José Leonilson: Empty Man (at the Americas Society, New York)
Curated by Cecilia Brunson, Gabriela Rangel, and Susanna V. Temkin at the America's Society, New York.
José Leonilson (1957-1993) came of age as an artist during the 80s generation in Brazil. What he shared with this diverse artistic milieu was the so-called ‘joy of painting,’ rediscovered in the years following the end of Brazil’s dictatorship. What separated him from his contemporaries was his personal way of working and his distinct aesthetic centered on raw emotional feelings, introspective musings, and private affairs.
This Fall, Americas Society will present José Leonilson: Empty Man, the first U.S. solo exhibition of this key Brazilian artist. Focusing on Leonilson’s production as a mature artist, the show will feature approximately fifty paintings, drawings, and intimate embroideries made between the mid-1980s until 1993, when the artist died of AIDS. This short yet prolific period showcases the artist’s fully developed language, connecting Leonilson’s oeuvre with contemporary art practices, Brazilian vernacular traditions, and global issues prompted by the AIDS crisis. By taking as its starting point the works produced during the last three years of his life and moving backwards into the 1980s, the exhibition maps Leonilson’s artistic journey following the reverse chronology of T.S. Eliot: “in the beginning is my end. In my end is my beginning.”

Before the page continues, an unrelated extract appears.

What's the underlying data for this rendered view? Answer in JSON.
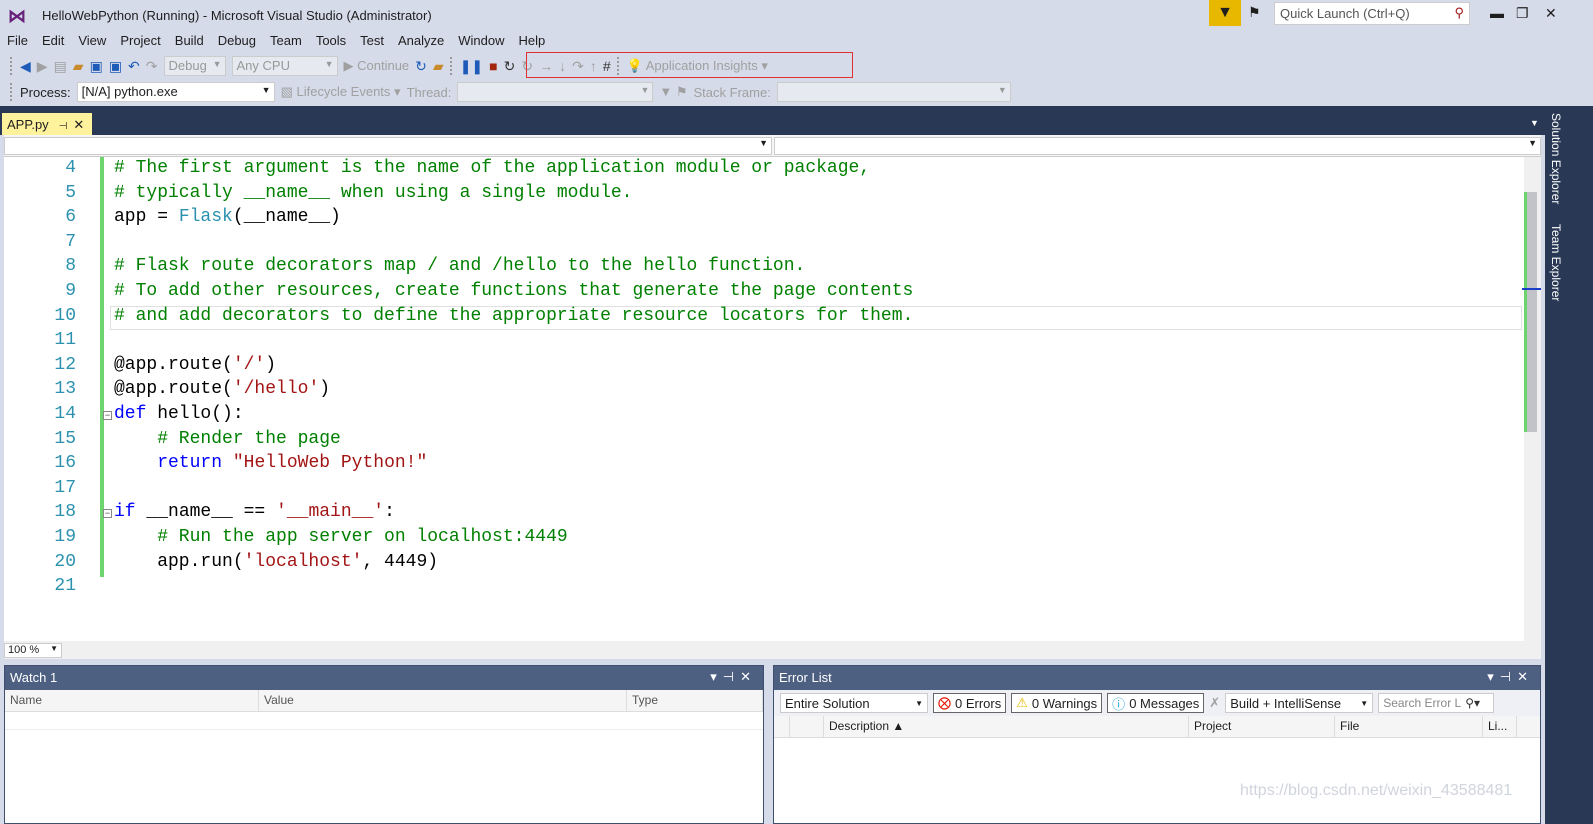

Edited by Karen Marta and Gabriela Rangel, a fully illustrated publication with newly commissioned texts is being produced in conjunction with the exhibition. The book, designed by Garrick Gott, will feature essays by the show’s curators, as well as texts by invited scholars Jenni Sorkin (University of California at Santa Barbara), Luis Enrique Pérez Oramas (writer and art historian), and Yuji Kawasima (Universidad Complutense in Madrid).